嬉しいのか、哀しいのか。しあわせなのか、切ないのか。一体今の俺はどれなんだろう?どれもあっているような気がするし、どれも違うような気がする。何だろうな、これ。
上手く言葉には出来ないけど、やっぱりお前を何処か遠くに感じるんだ。

―――どうして、なんだろう?

「…蓬莱寺……」
低く少しだけ掠れた声。その声で名前を呼ばれるのが嬉しいと気付いたのは何時だった?それが苦しいと気付いたのは何時だった?
「…犬神……」
こうやって、どれだけの人間がお前の名前を呼んだんだろう?こんな風に、切ない声でお前の名前を呼んだんだろう?どれだけの人間がお前の腕の中にいたのだろう?
「―――俺のものだ……」
そんな風にどれだけの人間が、お前に言われたんだろうか?


どうやっても埋められないものがある。
どんなに努力しても、どんなに願っても。
どうしても埋められないものがある。
それを知っていながらお前の手を取ったのに。
それを分かっていながらお前の腕に抱かれたのに。
どうして今更。
今更そんな事で俺は苦しんでいるんだろう?

―――いや本当は…分かっている…俺は…俺は自分で想っているよりもずっと…ずっとお前が好きなんだ……


強い腕。激しいセックス。
口付けられるたびに当たる牙の感触と。
身体を貫く楔に溺れながら。
それでも何処かで、怯えている俺がいる。
何処かで泣いている俺がいる。

俺はお前のものだけど、お前は俺だけのものじゃない。


「―――どうして…そんな目をする?」
「…犬神……」
「どうして不安な目をする?」
「…それはお前が……」

「…お前が俺だけのものじゃないから……」


自然に零れた言葉に俺自身が戸惑った。こんなにあっさりとお前に告げるとは思わなかった。何時も胸の奥底に引っかかって言えなかった言葉。言う事が出来なかった言葉。
―――でも何故こんなにも今、すんなりと零れたのか?
押さえきれないほどに俺は…俺はこころが弱っていたのか?

「……俺だけの………」

その先を言おうとして、俺は言う事が出来なかった。言う前に俺の言葉はそっと。そっとお前の唇の中に閉じ込められてしまったので。それは。それは切なくなるほどに優しいキス、だった。
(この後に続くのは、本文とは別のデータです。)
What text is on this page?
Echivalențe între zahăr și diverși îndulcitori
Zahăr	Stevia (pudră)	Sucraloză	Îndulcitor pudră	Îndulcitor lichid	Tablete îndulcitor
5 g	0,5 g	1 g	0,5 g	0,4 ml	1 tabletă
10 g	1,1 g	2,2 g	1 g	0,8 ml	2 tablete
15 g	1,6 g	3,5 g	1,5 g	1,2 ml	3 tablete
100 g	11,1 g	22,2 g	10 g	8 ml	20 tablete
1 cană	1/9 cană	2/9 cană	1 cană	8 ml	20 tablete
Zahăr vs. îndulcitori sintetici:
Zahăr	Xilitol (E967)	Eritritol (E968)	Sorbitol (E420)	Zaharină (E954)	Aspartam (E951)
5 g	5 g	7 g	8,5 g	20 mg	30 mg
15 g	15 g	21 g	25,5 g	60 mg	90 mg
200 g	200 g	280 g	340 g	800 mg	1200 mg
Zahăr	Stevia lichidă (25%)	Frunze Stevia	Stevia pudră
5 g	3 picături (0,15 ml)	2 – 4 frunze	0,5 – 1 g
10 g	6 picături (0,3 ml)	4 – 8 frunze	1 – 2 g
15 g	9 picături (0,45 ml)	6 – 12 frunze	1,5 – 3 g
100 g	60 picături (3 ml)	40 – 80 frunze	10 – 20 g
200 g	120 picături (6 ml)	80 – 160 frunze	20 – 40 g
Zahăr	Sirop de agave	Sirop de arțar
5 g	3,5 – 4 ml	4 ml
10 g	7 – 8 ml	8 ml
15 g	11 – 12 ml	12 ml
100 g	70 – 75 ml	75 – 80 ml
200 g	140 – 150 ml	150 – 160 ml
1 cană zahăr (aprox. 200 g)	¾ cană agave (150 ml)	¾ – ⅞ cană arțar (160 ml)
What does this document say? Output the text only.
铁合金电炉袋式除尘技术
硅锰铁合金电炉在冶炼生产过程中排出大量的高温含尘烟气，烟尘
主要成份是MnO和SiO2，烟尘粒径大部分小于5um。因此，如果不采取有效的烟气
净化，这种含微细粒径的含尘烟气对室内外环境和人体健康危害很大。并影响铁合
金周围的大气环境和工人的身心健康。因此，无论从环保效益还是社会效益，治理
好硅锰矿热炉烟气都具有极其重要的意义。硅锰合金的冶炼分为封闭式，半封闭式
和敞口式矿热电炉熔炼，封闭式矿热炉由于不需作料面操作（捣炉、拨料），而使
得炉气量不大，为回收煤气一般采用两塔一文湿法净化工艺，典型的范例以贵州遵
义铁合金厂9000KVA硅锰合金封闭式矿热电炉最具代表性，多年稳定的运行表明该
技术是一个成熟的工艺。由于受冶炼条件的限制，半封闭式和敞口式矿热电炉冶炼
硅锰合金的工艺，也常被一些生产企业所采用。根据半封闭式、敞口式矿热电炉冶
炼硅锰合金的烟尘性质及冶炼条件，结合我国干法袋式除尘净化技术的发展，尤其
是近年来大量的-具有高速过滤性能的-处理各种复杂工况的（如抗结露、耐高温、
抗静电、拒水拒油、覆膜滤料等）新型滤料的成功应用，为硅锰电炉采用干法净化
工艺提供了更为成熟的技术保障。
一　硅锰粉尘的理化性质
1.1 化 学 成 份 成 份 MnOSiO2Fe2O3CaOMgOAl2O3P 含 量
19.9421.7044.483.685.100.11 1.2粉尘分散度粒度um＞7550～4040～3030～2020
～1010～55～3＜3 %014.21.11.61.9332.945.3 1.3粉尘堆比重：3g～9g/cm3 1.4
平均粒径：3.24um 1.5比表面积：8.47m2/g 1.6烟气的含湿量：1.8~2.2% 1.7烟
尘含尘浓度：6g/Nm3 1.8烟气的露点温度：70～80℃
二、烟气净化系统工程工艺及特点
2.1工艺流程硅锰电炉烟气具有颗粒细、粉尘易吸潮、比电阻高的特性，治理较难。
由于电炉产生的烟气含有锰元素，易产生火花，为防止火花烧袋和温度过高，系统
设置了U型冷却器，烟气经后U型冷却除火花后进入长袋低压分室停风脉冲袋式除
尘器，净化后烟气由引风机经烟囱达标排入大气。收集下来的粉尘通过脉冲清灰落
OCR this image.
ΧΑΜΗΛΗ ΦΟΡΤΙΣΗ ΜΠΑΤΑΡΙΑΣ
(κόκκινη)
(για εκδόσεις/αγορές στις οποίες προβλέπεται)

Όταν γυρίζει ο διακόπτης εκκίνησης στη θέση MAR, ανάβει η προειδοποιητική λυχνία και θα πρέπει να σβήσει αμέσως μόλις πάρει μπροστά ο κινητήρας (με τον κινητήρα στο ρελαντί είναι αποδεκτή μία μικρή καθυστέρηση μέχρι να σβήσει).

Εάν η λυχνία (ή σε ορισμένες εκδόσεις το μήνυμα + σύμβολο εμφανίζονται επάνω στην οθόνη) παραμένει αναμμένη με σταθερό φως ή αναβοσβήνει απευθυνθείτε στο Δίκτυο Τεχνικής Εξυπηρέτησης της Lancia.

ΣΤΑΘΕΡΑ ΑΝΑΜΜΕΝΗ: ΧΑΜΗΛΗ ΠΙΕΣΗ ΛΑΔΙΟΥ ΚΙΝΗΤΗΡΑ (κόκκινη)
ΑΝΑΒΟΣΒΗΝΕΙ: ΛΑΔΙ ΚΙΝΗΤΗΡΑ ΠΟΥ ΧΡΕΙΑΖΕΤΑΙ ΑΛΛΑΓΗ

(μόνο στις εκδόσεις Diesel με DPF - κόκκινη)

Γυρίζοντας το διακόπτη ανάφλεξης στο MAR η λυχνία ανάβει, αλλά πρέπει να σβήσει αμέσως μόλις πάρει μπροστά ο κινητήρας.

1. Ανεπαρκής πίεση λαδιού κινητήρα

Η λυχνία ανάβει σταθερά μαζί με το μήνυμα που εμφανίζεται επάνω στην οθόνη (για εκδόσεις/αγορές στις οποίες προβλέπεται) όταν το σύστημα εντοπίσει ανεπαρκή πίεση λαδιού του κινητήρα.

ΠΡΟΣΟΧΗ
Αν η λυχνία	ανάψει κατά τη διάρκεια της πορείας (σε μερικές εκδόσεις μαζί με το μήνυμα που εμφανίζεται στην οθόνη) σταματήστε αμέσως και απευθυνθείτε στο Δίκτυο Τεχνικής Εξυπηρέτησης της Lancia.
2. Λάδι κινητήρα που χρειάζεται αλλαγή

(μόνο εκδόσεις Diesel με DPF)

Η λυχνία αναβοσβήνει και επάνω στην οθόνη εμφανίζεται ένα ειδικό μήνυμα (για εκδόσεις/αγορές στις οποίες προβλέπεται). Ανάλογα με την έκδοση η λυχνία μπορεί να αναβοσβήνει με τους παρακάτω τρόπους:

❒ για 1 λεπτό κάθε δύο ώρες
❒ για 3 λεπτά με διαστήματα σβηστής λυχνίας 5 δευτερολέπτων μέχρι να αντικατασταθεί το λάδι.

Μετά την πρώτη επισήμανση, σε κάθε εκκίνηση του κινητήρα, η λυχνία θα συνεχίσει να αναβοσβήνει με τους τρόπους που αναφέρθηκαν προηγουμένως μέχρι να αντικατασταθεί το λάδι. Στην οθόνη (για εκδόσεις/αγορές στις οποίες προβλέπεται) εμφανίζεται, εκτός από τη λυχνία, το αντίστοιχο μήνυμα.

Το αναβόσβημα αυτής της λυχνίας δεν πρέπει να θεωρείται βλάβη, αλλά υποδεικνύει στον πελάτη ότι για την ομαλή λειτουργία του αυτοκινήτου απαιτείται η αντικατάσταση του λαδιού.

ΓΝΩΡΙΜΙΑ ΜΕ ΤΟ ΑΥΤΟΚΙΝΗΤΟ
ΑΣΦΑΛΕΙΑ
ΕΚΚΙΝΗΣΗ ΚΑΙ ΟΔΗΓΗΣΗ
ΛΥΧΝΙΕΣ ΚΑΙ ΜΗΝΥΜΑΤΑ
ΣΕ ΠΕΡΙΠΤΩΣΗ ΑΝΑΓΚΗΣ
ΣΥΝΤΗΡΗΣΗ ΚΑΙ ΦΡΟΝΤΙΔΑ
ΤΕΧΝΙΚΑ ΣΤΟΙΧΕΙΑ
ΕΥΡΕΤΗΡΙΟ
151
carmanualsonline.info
唇が離れて、そして抱きしめられた。その優しさに、その暖かさに俺が驚くほどに。だってそれは俺が今まで知らなかったお前の腕の中にある優しさ…だったから…。
「―――なんで、そう思う?」
耳元に降ってくる声も。声すらも、優しい。優しすぎて俺は、泣きたくなった。ただ泣きたくなった。
「…だって…お前は俺よりずっと…ずっと長く生きていて…お前の腕の中にはたくさんのヤツがいて…俺はその中の独りでしかなくて……」
「どうしてそう決め付ける?」
「だってそうだろう…お前にとったら俺との時間なんて瞬きするよりも短けー時間なんだからっ…何時しか俺が死んだら…お前はまた次の相手を見つけて、そして…そしてまた…」
バカだけど、俺には一生の想いなんだ。けれどもお前は一瞬の想いでしかない。どんなにどんなに俺がお前を好きでも…ずっと一緒にはいられないんだから。
「そしてまた…お前はこうやって誰かを自分だけのモノにするんだろう?」
―――ずっと一緒に…いられないから……

その言葉にもう一度俺は口付けられた。
それは。それは全てを奪うような激しい口付け。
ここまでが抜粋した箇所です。